Machine Learning Department, Carnegie Mellon University

Semester: Fall 2008
Class meets: Thursdays 3:00-4:20 in Wean Hall 5409
Instructor: Pedro Domingos
Office Hours: Thursdays 2:00-3:00
Office: Wean Hall 5317
Course Secretary: Sharon Cavlovich
Mailing List: 10803-students at cs dot cmu dot edu

Course Summary

Modern AI/machine learning applications are characterized by high degrees of complexity and uncertainty. Complexity is well handled by first-order logic, and uncertainty by probabilistic graphical models. What has been sorely missing is a seamless combination of the two. Markov logic networks (MLNs) provide this by attaching weights to logical formulas and treating them as templates for features of Markov random fields. This course covers MLN representation, inference, learning and applications. Inference techniques covered include satisfiability testing, auxiliary-variable MCMC, and lifted belief propagation. Learning includes voted perceptrons, second-order techniques, pseudo-likelihood, inductive logic programming, predicate invention, and transfer learning. Applications include information extraction and integration, natural language processing, robot mapping, social networks, computational biology, and others. The algorithms covered are available in the open-source Alchemy package (alchemy.cs.washington.edu). In the class project, students will apply Alchemy to problems they're interested in, or develop new inference or learning algorithms for MLNs using the Alchemy infrastructure. The class is intended for graduate students (MS or PhD). Previous knowledge of AI/ML (particularly logic and probability) is helpful, but not necessary; the class is designed to be self-contained.
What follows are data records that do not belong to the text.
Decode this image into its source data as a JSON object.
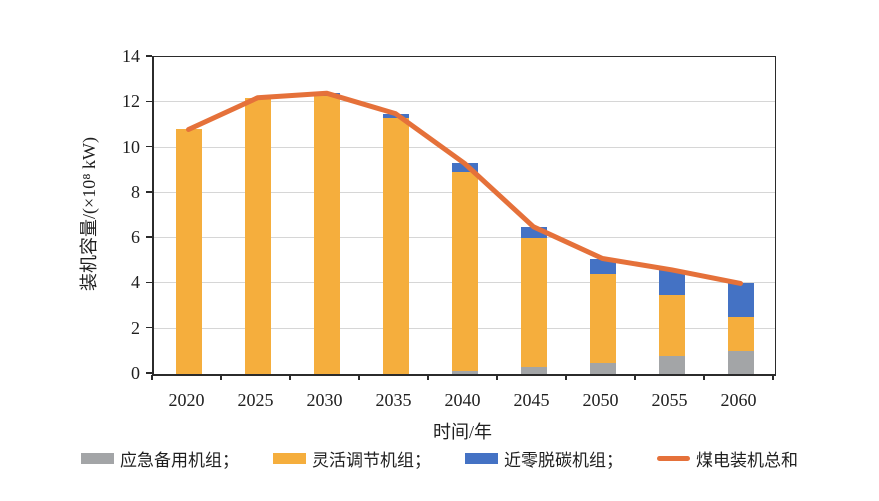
{
  "chart_data": {
    "type": "bar",
    "subtype": "stacked-column-with-line-overlay",
    "title": "",
    "categories": [
      "2020",
      "2025",
      "2030",
      "2035",
      "2040",
      "2045",
      "2050",
      "2055",
      "2060"
    ],
    "series": [
      {
        "name": "应急备用机组",
        "legend_label": "应急备用机组；",
        "color_key": "gray",
        "values": [
          0,
          0,
          0,
          0,
          0.15,
          0.3,
          0.5,
          0.8,
          1.0
        ]
      },
      {
        "name": "灵活调节机组",
        "legend_label": "灵活调节机组；",
        "color_key": "yellow",
        "values": [
          10.8,
          12.2,
          12.3,
          11.3,
          8.75,
          5.7,
          3.9,
          2.7,
          1.5
        ]
      },
      {
        "name": "近零脱碳机组",
        "legend_label": "近零脱碳机组；",
        "color_key": "blue",
        "values": [
          0,
          0,
          0.1,
          0.2,
          0.4,
          0.5,
          0.7,
          1.1,
          1.5
        ]
      }
    ],
    "line_series": {
      "name": "煤电装机总和",
      "legend_label": "煤电装机总和",
      "color_key": "orange",
      "values": [
        10.8,
        12.2,
        12.4,
        11.5,
        9.3,
        6.5,
        5.1,
        4.6,
        4.0
      ]
    },
    "xlabel": "时间/年",
    "ylabel": "装机容量/(×10⁸ kW)",
    "ylim": [
      0,
      14
    ],
    "yticks": [
      0,
      2,
      4,
      6,
      8,
      10,
      12,
      14
    ],
    "grid": "horizontal",
    "legend_position": "bottom",
    "colors": {
      "gray": "#a3a5a7",
      "yellow": "#f5ae3d",
      "blue": "#4472c4",
      "orange": "#e5713a"
    }
  }
}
Date Topics & Slides Readings Project
Sept. 11 Introduction Chapter 1 -
Sept. 18 Markov networks Section 2.2 -
Sept. 25 First-order logic and inductive logic programming Section 2.1 -
Oct. 2 Markov logic and other SRL approaches Sections 2.3 and 2.4 -
Oct. 9 Markov logic (contd.) Sections 2.3 and 2.4 Proposals due
Oct. 16 Applications of Markov logic Chapter 6, Alchemy tutorial -
Oct. 23 Weight learning Section 4.1 -
Oct. 30 Applications of Markov logic (contd.) Chapter 6, Alchemy tutorial -
Nov. 6 Inference Chapter 3 Progress reports due
Nov. 13 Inference (contd.) Chapter 3 -
Nov. 20 Structure learning Sections 4.2, 4.3 and 4.4 -
Nov. 27 Thanksgiving (no lecture) - -
Dec. 4 Project presentations - Final reports due


Pedro Domingos and Daniel Lowd, Markov Logic: An Interface Layer for AI, Morgan & Claypool, 2008.
(This book has not been published yet; it will be distributed to the class.)


The MLN algorithms covered in class are implemented in the Alchemy package.


Class evaluation will be by means of a project. Projects can be done individually or in groups of two (or more, with permission of the instructor). Possible projects include applying MLNs in a domain of interest to you and developing new MLN algorithms.